Deploy vLLM + Open WebUI Chat Stack

Deploy a production-ready LLM chat interface with vLLM serving and Open WebUI frontend.

  • swm installed with a provider API key configured
  • Storage configured (for workspace persistence)
Terminal window
swm pod create -p runpod -g "H100 SXM" -n llm-chat \
--lifecycle auto-down --idle-timeout 30 -y
Terminal window
swm setup install vllm runpod:YOUR_POD_ID
Terminal window
swm models pull runpod:YOUR_POD_ID Qwen/Qwen3-8B
swm models set runpod:YOUR_POD_ID Qwen/Qwen3-8B --restart
Terminal window
swm setup install open-webui runpod:YOUR_POD_ID
Terminal window
swm setup start vllm runpod:YOUR_POD_ID
swm setup start open-webui runpod:YOUR_POD_ID

Open WebUI will be available at the proxy URL printed by swm, or via SSH tunnel at http://localhost:8080.

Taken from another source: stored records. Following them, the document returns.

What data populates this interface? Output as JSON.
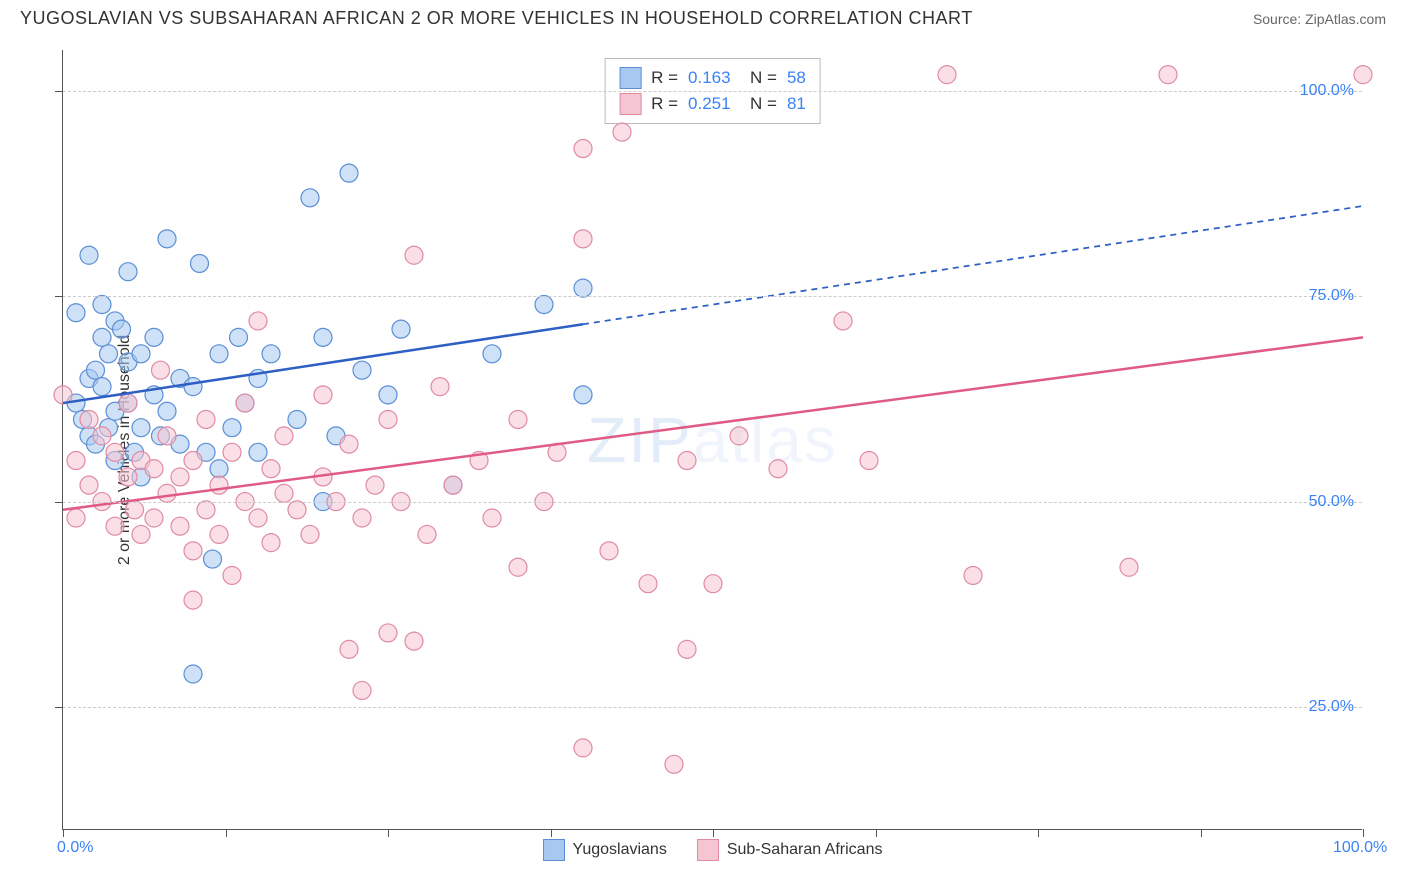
{
  "header": {
    "title": "YUGOSLAVIAN VS SUBSAHARAN AFRICAN 2 OR MORE VEHICLES IN HOUSEHOLD CORRELATION CHART",
    "source": "Source: ZipAtlas.com"
  },
  "chart": {
    "type": "scatter",
    "ylabel": "2 or more Vehicles in Household",
    "watermark": "ZIPatlas",
    "background_color": "#ffffff",
    "grid_color": "#cccccc",
    "axis_color": "#555555",
    "xlim": [
      0,
      100
    ],
    "ylim": [
      10,
      105
    ],
    "xticks": [
      0,
      12.5,
      25,
      37.5,
      50,
      62.5,
      75,
      87.5,
      100
    ],
    "xtick_labels": {
      "0": "0.0%",
      "100": "100.0%"
    },
    "yticks": [
      25,
      50,
      75,
      100
    ],
    "ytick_labels": {
      "25": "25.0%",
      "50": "50.0%",
      "75": "75.0%",
      "100": "100.0%"
    },
    "label_color": "#3b82f6",
    "label_fontsize": 16,
    "marker_radius": 9,
    "marker_opacity": 0.55,
    "series": [
      {
        "name": "Yugoslavians",
        "fill": "#a8c8f0",
        "stroke": "#5b8fd6",
        "R": "0.163",
        "N": "58",
        "trend": {
          "color": "#2d5fc4",
          "width": 2.5,
          "y_at_x0": 62,
          "y_at_x100": 86,
          "solid_until_x": 40
        },
        "points": [
          [
            1,
            73
          ],
          [
            1,
            62
          ],
          [
            1.5,
            60
          ],
          [
            2,
            65
          ],
          [
            2,
            58
          ],
          [
            2,
            80
          ],
          [
            2.5,
            66
          ],
          [
            2.5,
            57
          ],
          [
            3,
            70
          ],
          [
            3,
            74
          ],
          [
            3,
            64
          ],
          [
            3.5,
            68
          ],
          [
            3.5,
            59
          ],
          [
            4,
            72
          ],
          [
            4,
            61
          ],
          [
            4,
            55
          ],
          [
            4.5,
            71
          ],
          [
            5,
            78
          ],
          [
            5,
            67
          ],
          [
            5,
            62
          ],
          [
            5.5,
            56
          ],
          [
            6,
            59
          ],
          [
            6,
            53
          ],
          [
            6,
            68
          ],
          [
            7,
            70
          ],
          [
            7,
            63
          ],
          [
            7.5,
            58
          ],
          [
            8,
            61
          ],
          [
            8,
            82
          ],
          [
            9,
            57
          ],
          [
            9,
            65
          ],
          [
            10,
            29
          ],
          [
            10,
            64
          ],
          [
            10.5,
            79
          ],
          [
            11,
            56
          ],
          [
            11.5,
            43
          ],
          [
            12,
            68
          ],
          [
            12,
            54
          ],
          [
            13,
            59
          ],
          [
            13.5,
            70
          ],
          [
            14,
            62
          ],
          [
            15,
            56
          ],
          [
            15,
            65
          ],
          [
            16,
            68
          ],
          [
            18,
            60
          ],
          [
            19,
            87
          ],
          [
            20,
            50
          ],
          [
            20,
            70
          ],
          [
            21,
            58
          ],
          [
            22,
            90
          ],
          [
            23,
            66
          ],
          [
            25,
            63
          ],
          [
            26,
            71
          ],
          [
            30,
            52
          ],
          [
            33,
            68
          ],
          [
            37,
            74
          ],
          [
            40,
            63
          ],
          [
            40,
            76
          ]
        ]
      },
      {
        "name": "Sub-Saharan Africans",
        "fill": "#f5c6d1",
        "stroke": "#e08ba3",
        "R": "0.251",
        "N": "81",
        "trend": {
          "color": "#e05a85",
          "width": 2.5,
          "y_at_x0": 49,
          "y_at_x100": 70,
          "solid_until_x": 100
        },
        "points": [
          [
            0,
            63
          ],
          [
            1,
            55
          ],
          [
            1,
            48
          ],
          [
            2,
            60
          ],
          [
            2,
            52
          ],
          [
            3,
            50
          ],
          [
            3,
            58
          ],
          [
            4,
            56
          ],
          [
            4,
            47
          ],
          [
            5,
            62
          ],
          [
            5,
            53
          ],
          [
            5.5,
            49
          ],
          [
            6,
            55
          ],
          [
            6,
            46
          ],
          [
            7,
            48
          ],
          [
            7,
            54
          ],
          [
            7.5,
            66
          ],
          [
            8,
            51
          ],
          [
            8,
            58
          ],
          [
            9,
            47
          ],
          [
            9,
            53
          ],
          [
            10,
            44
          ],
          [
            10,
            55
          ],
          [
            10,
            38
          ],
          [
            11,
            60
          ],
          [
            11,
            49
          ],
          [
            12,
            52
          ],
          [
            12,
            46
          ],
          [
            13,
            41
          ],
          [
            13,
            56
          ],
          [
            14,
            50
          ],
          [
            14,
            62
          ],
          [
            15,
            48
          ],
          [
            15,
            72
          ],
          [
            16,
            54
          ],
          [
            16,
            45
          ],
          [
            17,
            51
          ],
          [
            17,
            58
          ],
          [
            18,
            49
          ],
          [
            19,
            46
          ],
          [
            20,
            53
          ],
          [
            20,
            63
          ],
          [
            21,
            50
          ],
          [
            22,
            32
          ],
          [
            22,
            57
          ],
          [
            23,
            27
          ],
          [
            23,
            48
          ],
          [
            24,
            52
          ],
          [
            25,
            34
          ],
          [
            25,
            60
          ],
          [
            26,
            50
          ],
          [
            27,
            33
          ],
          [
            27,
            80
          ],
          [
            28,
            46
          ],
          [
            29,
            64
          ],
          [
            30,
            52
          ],
          [
            32,
            55
          ],
          [
            33,
            48
          ],
          [
            35,
            42
          ],
          [
            35,
            60
          ],
          [
            37,
            50
          ],
          [
            38,
            56
          ],
          [
            40,
            20
          ],
          [
            40,
            82
          ],
          [
            40,
            93
          ],
          [
            42,
            44
          ],
          [
            43,
            95
          ],
          [
            45,
            40
          ],
          [
            47,
            18
          ],
          [
            48,
            32
          ],
          [
            48,
            55
          ],
          [
            50,
            40
          ],
          [
            52,
            58
          ],
          [
            55,
            54
          ],
          [
            60,
            72
          ],
          [
            62,
            55
          ],
          [
            68,
            102
          ],
          [
            70,
            41
          ],
          [
            82,
            42
          ],
          [
            85,
            102
          ],
          [
            100,
            102
          ]
        ]
      }
    ],
    "bottom_legend": [
      {
        "label": "Yugoslavians",
        "fill": "#a8c8f0",
        "stroke": "#5b8fd6"
      },
      {
        "label": "Sub-Saharan Africans",
        "fill": "#f5c6d1",
        "stroke": "#e08ba3"
      }
    ]
  }
}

For larger models (70B+), use multiple GPUs. vLLM auto-detects GPU count:

Terminal window
swm pod create -p runpod -g "H100 SXM" -n llm-big \
--gpu-count 4 --lifecycle auto-down -y
swm models pull runpod:ID Qwen/Qwen3-235B-A22B

vLLM will automatically set --tensor-parallel-size 4.